После третьего ручья местность вокруг стала более суровой. Идти приходилось почти все время вверх, и маленькие ручейки бежали теперь сверху вниз ему навстречу рядом с тропой или пересекая ее. Путь был ясно виден. Кто проложил его? когда? – ни малейшего указания на это, ни малейшего признака, что кто-либо недавно проходил здесь. Но дорога безусловно существовала и вела к какой-то вполне конкретной цели, все выше и выше, лентой извиваясь по склону горы, но всегда повинуясь основному направлению. Дорога была для чего-то проложена – это единственное, что он понял, и позволил ей вести себя. Вокруг стеной стоял лес, под гигантскими елями тяжело лежали густые сумерки. Вокруг не было ни звука, лишь в вершинах елей величаво и негромко вздыхал ветер. Хью попадались следы кроликов, мышей и еще каких-то застенчивых лесных зверюшек, однажды рядом с тропой он заметил маленький череп, но ни одного живого зверька так и не видел. Казалось, здесь каждое существо старается держаться в одиночестве. И он тоже ощутил себя совершенно одиноким, карабкаясь вверх по затянутым туманом склонам в неизменной тишине леса. Он словно вдруг увидел себя со стороны – очень маленького, бредущего через этот дикий край из ниоткуда в никуда. Так он мог бы идти до бесконечности. Потому что здесь, где нет показывающих время часов, существовало лишь понятие «сейчас» и путь в бесконечность лежал в настоящем времени.
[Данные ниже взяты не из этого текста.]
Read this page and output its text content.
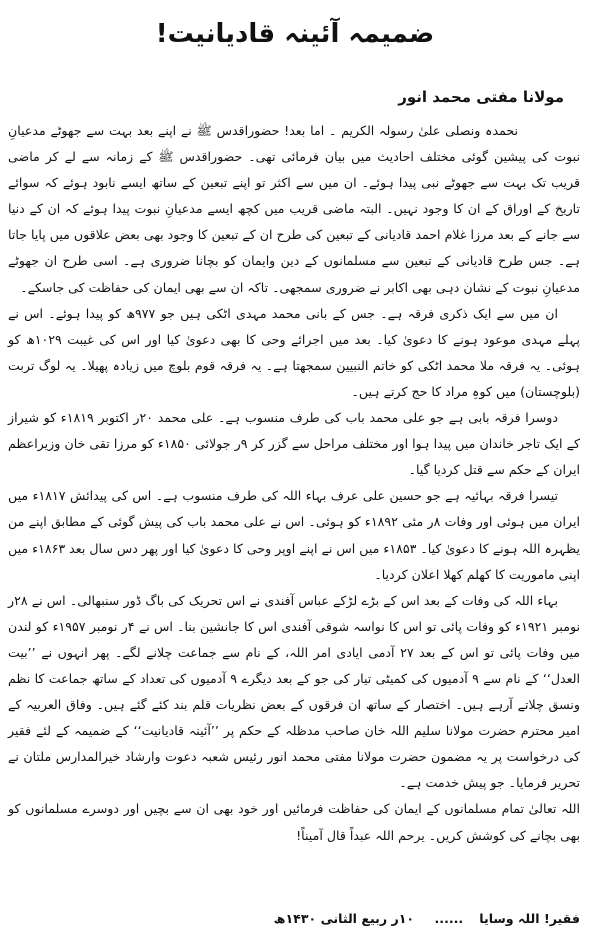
ضمیمہ آئینہ قادیانیت!
مولانا مفتی محمد انور

نحمدہ ونصلی علیٰ رسولہ الکریم ۔ اما بعد! حضوراقدس ﷺ نے اپنے بعد بہت سے جھوٹے مدعیانِ نبوت کی پیشین گوئی مختلف احادیث میں بیان فرمائی تھی۔ حضوراقدس ﷺ کے زمانہ سے لے کر ماضی قریب تک بہت سے جھوٹے نبی پیدا ہوئے۔ ان میں سے اکثر تو اپنے تبعین کے ساتھ ایسے نابود ہوئے کہ سوائے تاریخ کے اوراق کے ان کا وجود نہیں۔ البتہ ماضی قریب میں کچھ ایسے مدعیانِ نبوت پیدا ہوئے کہ ان کے دنیا سے جانے کے بعد مرزا غلام احمد قادیانی کے تبعین کی طرح ان کے تبعین کا وجود بھی بعض علاقوں میں پایا جاتا ہے۔ جس طرح قادیانی کے تبعین سے مسلمانوں کے دین وایمان کو بچانا ضروری ہے۔ اسی طرح ان جھوٹے مدعیانِ نبوت کے نشان دہی بھی اکابر نے ضروری سمجھی۔ تاکہ ان سے بھی ایمان کی حفاظت کی جاسکے۔

ان میں سے ایک ذکری فرقہ ہے۔ جس کے بانی محمد مہدی اٹکی ہیں جو ۹۷۷ھ کو پیدا ہوئے۔ اس نے پہلے مہدی موعود ہونے کا دعویٰ کیا۔ بعد میں اجرائے وحی کا بھی دعویٰ کیا اور اس کی غیبت ۱۰۲۹ھ کو ہوئی۔ یہ فرقہ ملا محمد اٹکی کو خاتم النبیین سمجھتا ہے۔ یہ فرقہ قوم بلوچ میں زیادہ پھیلا۔ یہ لوگ تربت (بلوچستان) میں کوہِ مراد کا حج کرتے ہیں۔

دوسرا فرقہ بابی ہے جو علی محمد باب کی طرف منسوب ہے۔ علی محمد ۲۰ر اکتوبر ۱۸۱۹ء کو شیراز کے ایک تاجر خاندان میں پیدا ہوا اور مختلف مراحل سے گزر کر ۹ر جولائی ۱۸۵۰ء کو مرزا تقی خان وزیراعظم ایران کے حکم سے قتل کردیا گیا۔

تیسرا فرقہ بہائیہ ہے جو حسین علی عرف بہاء اللہ کی طرف منسوب ہے۔ اس کی پیدائش ۱۸۱۷ء میں ایران میں ہوئی اور وفات ۸ر مئی ۱۸۹۲ء کو ہوئی۔ اس نے علی محمد باب کی پیش گوئی کے مطابق اپنے من یظہرہ اللہ ہونے کا دعویٰ کیا۔ ۱۸۵۳ء میں اس نے اپنے اوپر وحی کا دعویٰ کیا اور پھر دس سال بعد ۱۸۶۳ء میں اپنی ماموریت کا کھلم کھلا اعلان کردیا۔

بہاء اللہ کی وفات کے بعد اس کے بڑے لڑکے عباس آفندی نے اس تحریک کی باگ ڈور سنبھالی۔ اس نے ۲۸ر نومبر ۱۹۲۱ء کو وفات پائی تو اس کا نواسہ شوقی آفندی اس کا جانشین بنا۔ اس نے ۴ر نومبر ۱۹۵۷ء کو لندن میں وفات پائی تو اس کے بعد ۲۷ آدمی ایادی امر اللہ، کے نام سے جماعت چلانے لگے۔ پھر انہوں نے ’’بیت العدل‘‘ کے نام سے ۹ آدمیوں کی کمیٹی تیار کی جو کے بعد دیگرے ۹ آدمیوں کی تعداد کے ساتھ جماعت کا نظم ونسق چلاتے آرہے ہیں۔ اختصار کے ساتھ ان فرقوں کے بعض نظریات قلم بند کئے گئے ہیں۔ وفاق العربیہ کے امیر محترم حضرت مولانا سلیم اللہ خان صاحب مدظلہ کے حکم پر ’’آئینہ قادیانیت‘‘ کے ضمیمہ کے لئے فقیر کی درخواست پر یہ مضمون حضرت مولانا مفتی محمد انور رئیس شعبہ دعوت وارشاد خیرالمدارس ملتان نے تحریر فرمایا۔ جو پیش خدمت ہے۔

اللہ تعالیٰ تمام مسلمانوں کے ایمان کی حفاظت فرمائیں اور خود بھی ان سے بچیں اور دوسرے مسلمانوں کو بھی بچانے کی کوشش کریں۔ یرحم اللہ عبداً قال آمیناً!

فقیر! اللہ وسایا
...... ۱۰ر ربیع الثانی ۱۴۳۰ھ
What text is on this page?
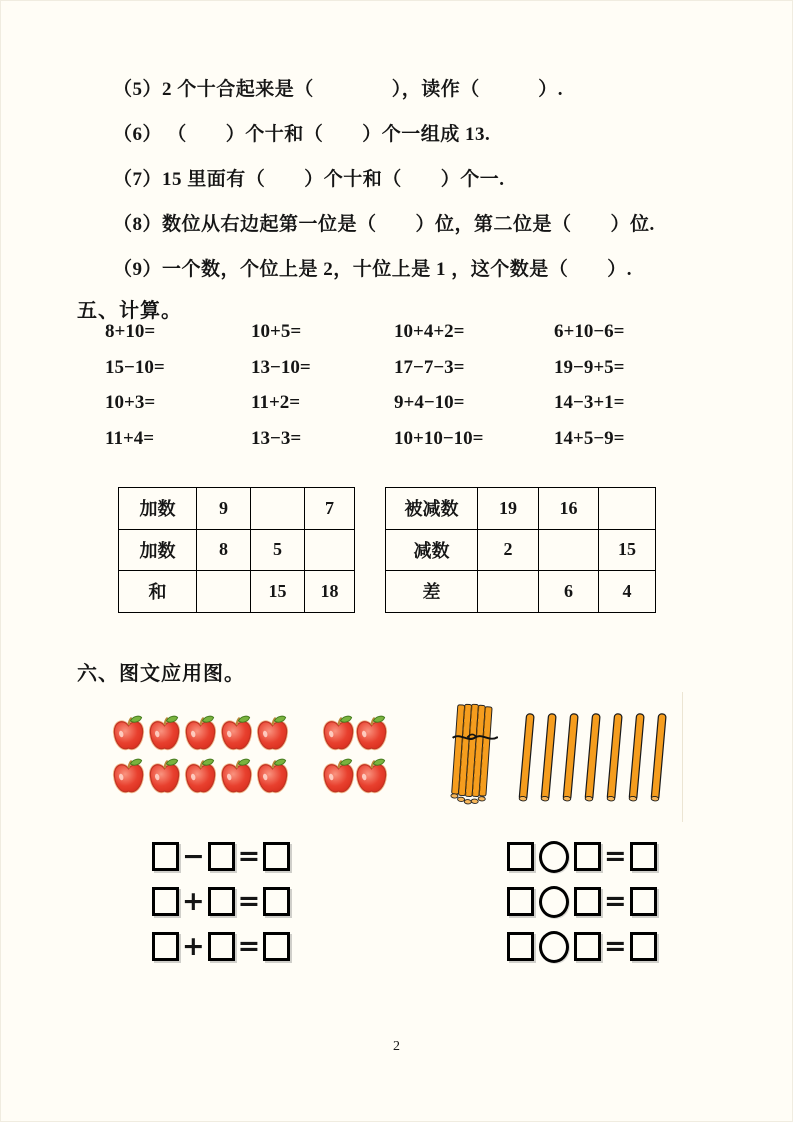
（5）2 个十合起来是（　　　　），读作（　　　）.
（6） （　　）个十和（　　）个一组成 13.
（7）15 里面有（　　）个十和（　　）个一.
（8）数位从右边起第一位是（　　）位，第二位是（　　）位.
（9）一个数，个位上是 2，十位上是 1 ，这个数是（　　）.
五、计算。
8+10=	10+5=	10+4+2=	6+10−6=
15−10=	13−10=	17−7−3=	19−9+5=
10+3=	11+2=	9+4−10=	14−3+1=
11+4=	13−3=	10+10−10=	14+5−9=
加数	9		7
加数	8	5	
和		15	18
被减数	19	16	
减数	2		15
差		6	4
六、图文应用图。
− =
+ =
+ =
=
=
=
2
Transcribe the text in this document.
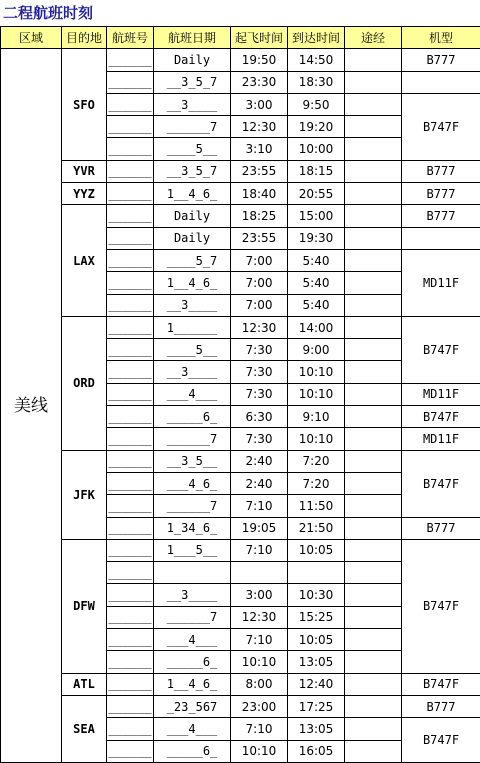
二程航班时刻
区域	目的地	航班号	航班日期	起飞时间	到达时间	途经	机型
美线	SFO	______	Daily	19:50	14:50		B777
		______	__3_5_7	23:30	18:30		
		______	__3____	3:00	9:50		B747F
		______	______7	12:30	19:20		
		______	____5__	3:10	10:00		
	YVR	______	__3_5_7	23:55	18:15		B777
	YYZ	______	1__4_6_	18:40	20:55		B777
	LAX	______	Daily	18:25	15:00		B777
		______	Daily	23:55	19:30		
		______	____5_7	7:00	5:40		MD11F
		______	1__4_6_	7:00	5:40		
		______	__3____	7:00	5:40		
	ORD	______	1______	12:30	14:00		B747F
		______	____5__	7:30	9:00		
		______	__3____	7:30	10:10		
		______	___4___	7:30	10:10		MD11F
		______	_____6_	6:30	9:10		B747F
		______	______7	7:30	10:10		MD11F
	JFK	______	__3_5__	2:40	7:20		B747F
		______	___4_6_	2:40	7:20		
		______	______7	7:10	11:50		
		______	1_34_6_	19:05	21:50		B777
	DFW	______	1___5__	7:10	10:05		B747F
		______					
		______	__3____	3:00	10:30		
		______	______7	12:30	15:25		
		______	___4___	7:10	10:05		
		______	_____6_	10:10	13:05		
	ATL	______	1__4_6_	8:00	12:40		B747F
	SEA	______	_23_567	23:00	17:25		B777
		______	___4___	7:10	13:05		B747F
		______	_____6_	10:10	16:05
Голод помешал его размеренному движению вперед. Он остановился и поел, а когда снова тронулся в путь, почувствовал себя гораздо более собранным и бодрым. Теперь местами дорога поднималась настолько круто, что ему, чтобы передохнуть, приходилось вставать на четвереньки, и тогда он чувствовал руками мощные складки горы, необычайную глубинную силу земли, рвущуюся наружу из-под ее грубой шкуры, заросшей скалами и корнями деревьев. Уже довольно давно тропа ушла влево от той оси, на которой лежал родник у порога, а теперь постепенно возвращалась к прежнему направлению и в конце концов выровнялась точно по оси. Теперь он мог идти выпрямившись, шагал свободно, и это принесло облегчение. Ели толпились вокруг густые, высокие, темные, под ними лежала плотная тень, но впереди он видел светлую ленту широкой тропы, здесь превратившейся в почти настоящую дорогу. И в легком горном воздухе он почувствовал, потом еще и еще раз долетевший до него слабый запах дыма.

Он шел теперь размашистым, бодрым, уверенным шагом.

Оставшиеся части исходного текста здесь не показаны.